調達原論2【19回目一歩進んだ調達業務改善】文系バイヤーの工場視察論

調達・購買担当者が工場に行く。すると、「ええと5Sはしっかりできていますね」といったことしか話せない。つまり、技術的なことがわからないので、コメントしようがないのだ。ただ、ここはシンプルに考えたい。

工場とは材料という変動費を投入し、そして設備や作業者などの固定費を使い、最終製品を生産する=付加価値をつける場所だ。私が好きなのは、「工場は見えない固定費の雨が降っている」という言葉だ。
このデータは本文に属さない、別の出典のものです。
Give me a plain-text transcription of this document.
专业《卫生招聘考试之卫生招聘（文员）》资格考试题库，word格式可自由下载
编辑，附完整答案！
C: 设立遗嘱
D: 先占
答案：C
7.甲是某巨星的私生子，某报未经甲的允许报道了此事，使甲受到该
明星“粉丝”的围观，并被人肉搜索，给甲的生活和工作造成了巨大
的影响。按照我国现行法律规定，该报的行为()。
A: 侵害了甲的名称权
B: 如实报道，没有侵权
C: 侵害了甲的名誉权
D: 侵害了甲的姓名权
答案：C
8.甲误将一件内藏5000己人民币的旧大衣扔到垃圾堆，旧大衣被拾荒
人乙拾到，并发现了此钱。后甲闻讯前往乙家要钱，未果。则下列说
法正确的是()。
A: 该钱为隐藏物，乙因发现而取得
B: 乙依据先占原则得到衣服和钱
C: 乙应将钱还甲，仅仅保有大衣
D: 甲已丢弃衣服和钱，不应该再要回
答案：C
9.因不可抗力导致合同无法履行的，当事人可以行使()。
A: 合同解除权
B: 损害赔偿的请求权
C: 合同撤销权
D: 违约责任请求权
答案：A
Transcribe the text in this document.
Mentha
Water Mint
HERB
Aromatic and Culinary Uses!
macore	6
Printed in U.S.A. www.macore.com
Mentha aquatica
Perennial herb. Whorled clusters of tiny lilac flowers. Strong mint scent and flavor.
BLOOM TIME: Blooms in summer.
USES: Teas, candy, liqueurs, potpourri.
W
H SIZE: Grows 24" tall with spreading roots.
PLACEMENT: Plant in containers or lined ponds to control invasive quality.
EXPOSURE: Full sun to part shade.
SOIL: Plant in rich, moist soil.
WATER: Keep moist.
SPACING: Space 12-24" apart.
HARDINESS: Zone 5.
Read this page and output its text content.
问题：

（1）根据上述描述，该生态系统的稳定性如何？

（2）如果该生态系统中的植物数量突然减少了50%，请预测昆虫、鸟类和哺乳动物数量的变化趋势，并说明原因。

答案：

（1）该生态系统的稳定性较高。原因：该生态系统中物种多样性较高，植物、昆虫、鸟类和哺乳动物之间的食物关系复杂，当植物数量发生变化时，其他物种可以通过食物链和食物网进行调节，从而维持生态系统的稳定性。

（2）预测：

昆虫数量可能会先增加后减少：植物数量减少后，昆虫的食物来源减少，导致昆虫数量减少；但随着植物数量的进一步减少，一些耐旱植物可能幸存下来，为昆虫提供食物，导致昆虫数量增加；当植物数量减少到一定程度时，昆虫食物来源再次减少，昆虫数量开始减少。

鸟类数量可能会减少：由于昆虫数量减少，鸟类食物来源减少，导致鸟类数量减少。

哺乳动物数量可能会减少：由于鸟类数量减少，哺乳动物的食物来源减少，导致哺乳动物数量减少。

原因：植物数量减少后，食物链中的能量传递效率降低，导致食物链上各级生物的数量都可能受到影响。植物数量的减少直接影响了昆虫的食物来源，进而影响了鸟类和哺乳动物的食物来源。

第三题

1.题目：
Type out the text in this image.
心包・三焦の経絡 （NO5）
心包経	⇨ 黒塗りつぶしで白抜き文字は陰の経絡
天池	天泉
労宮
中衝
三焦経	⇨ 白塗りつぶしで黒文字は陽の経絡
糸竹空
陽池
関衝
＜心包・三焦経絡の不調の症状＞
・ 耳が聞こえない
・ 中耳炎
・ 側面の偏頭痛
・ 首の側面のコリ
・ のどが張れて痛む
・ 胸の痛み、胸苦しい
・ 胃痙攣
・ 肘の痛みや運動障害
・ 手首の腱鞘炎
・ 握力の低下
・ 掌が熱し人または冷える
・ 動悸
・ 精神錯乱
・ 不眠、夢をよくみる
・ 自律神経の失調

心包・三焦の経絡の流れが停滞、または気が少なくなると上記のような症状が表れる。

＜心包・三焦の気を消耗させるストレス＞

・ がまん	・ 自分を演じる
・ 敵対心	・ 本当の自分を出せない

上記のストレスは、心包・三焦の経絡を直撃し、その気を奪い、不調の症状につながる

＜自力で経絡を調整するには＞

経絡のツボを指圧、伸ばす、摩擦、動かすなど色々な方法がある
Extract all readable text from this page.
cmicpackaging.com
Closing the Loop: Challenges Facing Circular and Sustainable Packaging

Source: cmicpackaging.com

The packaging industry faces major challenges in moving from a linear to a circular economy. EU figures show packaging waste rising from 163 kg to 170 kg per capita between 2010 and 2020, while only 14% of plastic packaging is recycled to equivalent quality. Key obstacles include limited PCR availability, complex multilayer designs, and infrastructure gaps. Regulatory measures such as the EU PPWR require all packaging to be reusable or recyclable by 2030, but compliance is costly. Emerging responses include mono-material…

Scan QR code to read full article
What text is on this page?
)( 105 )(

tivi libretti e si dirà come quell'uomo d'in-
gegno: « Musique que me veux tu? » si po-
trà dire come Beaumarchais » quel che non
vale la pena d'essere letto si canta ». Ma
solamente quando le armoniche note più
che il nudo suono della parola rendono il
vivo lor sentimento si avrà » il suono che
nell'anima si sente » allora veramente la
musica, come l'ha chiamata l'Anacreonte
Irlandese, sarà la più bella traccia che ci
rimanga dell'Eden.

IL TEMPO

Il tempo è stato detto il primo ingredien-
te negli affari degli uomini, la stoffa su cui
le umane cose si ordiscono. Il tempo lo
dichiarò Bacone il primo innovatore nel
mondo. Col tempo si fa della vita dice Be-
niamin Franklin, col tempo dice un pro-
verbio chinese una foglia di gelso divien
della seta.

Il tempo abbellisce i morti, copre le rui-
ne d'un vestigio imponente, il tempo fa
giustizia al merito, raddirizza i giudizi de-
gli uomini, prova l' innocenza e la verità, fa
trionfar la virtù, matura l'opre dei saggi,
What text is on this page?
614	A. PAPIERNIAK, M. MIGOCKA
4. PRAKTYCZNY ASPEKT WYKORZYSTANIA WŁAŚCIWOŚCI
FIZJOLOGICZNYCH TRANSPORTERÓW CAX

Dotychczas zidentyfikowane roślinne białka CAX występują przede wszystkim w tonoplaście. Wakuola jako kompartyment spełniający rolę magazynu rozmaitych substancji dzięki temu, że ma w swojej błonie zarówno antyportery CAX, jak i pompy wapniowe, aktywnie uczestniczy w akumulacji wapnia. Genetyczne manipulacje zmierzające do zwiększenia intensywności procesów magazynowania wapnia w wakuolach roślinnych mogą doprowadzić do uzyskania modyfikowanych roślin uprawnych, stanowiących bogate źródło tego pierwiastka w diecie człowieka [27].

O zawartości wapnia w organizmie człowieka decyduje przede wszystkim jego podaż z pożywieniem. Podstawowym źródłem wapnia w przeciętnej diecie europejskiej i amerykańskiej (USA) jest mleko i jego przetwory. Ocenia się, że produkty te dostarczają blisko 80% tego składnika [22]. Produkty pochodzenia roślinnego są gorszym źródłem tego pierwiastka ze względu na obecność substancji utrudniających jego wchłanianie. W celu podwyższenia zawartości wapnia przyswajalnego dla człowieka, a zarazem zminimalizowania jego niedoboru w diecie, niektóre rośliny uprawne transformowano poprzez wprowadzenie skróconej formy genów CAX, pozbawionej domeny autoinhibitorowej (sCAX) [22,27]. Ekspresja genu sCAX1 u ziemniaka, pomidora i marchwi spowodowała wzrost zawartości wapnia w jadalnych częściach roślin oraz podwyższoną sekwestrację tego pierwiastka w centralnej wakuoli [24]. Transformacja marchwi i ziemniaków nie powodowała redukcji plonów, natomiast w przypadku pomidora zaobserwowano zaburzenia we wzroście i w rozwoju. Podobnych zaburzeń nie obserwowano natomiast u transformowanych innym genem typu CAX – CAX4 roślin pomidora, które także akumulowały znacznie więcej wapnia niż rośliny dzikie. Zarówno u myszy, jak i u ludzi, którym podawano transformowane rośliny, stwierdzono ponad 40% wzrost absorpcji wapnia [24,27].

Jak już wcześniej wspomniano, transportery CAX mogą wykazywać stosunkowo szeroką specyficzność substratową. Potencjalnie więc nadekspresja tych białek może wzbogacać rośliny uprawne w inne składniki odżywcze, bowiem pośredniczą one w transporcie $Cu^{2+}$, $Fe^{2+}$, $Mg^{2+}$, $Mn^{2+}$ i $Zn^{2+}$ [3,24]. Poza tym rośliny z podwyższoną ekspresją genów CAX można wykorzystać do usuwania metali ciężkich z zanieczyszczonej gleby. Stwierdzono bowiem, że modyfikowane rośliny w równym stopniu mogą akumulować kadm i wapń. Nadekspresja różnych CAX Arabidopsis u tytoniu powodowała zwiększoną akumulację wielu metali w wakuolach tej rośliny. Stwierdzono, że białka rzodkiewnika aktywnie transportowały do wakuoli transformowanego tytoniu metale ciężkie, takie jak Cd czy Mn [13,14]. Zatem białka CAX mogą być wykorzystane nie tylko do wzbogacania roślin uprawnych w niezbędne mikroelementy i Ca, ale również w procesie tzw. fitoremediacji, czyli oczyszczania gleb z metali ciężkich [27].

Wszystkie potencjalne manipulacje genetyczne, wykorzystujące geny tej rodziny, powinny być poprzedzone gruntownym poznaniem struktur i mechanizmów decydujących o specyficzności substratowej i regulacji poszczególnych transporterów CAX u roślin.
材料が最終製品に化けるといったが、1分で化けるのか、1時間で化けるのか、1日で化けるのかで、その材料にあたる雨の量=コストが異なる。当然、早く・速く完成したら雨の量は減る。だから、単純な見方は、製品の出来上がるまでのリードタイムが他サプライヤよりも短いかだ。

私の師匠は、迷ったら材料投入から出荷までを歩いて、その長さを他社と比較しろといった。そして工場作業者がゆっくり歩いていないか。歩く速度の遅さは、そのまま雨の量増加につながる。

たとえば、図で第3工程の仕事を、第2工程と第4工程でわけあって、第3工程の作業者がいなくなったらコストは下がるか。けっきょく、雨の例でいえば、その作業者が他の付加価値業務に従業できるかがキーとなり、その作業者が遊んでいたら雨雲の量は不変だ。

もちろん作業者が減ったら、実際のコストはどうであれ、見積価格を下げるように交渉は可能だろう。しかし、現在では、経営体質も強化してもらいつつ、コストも下げてもらわねばならない。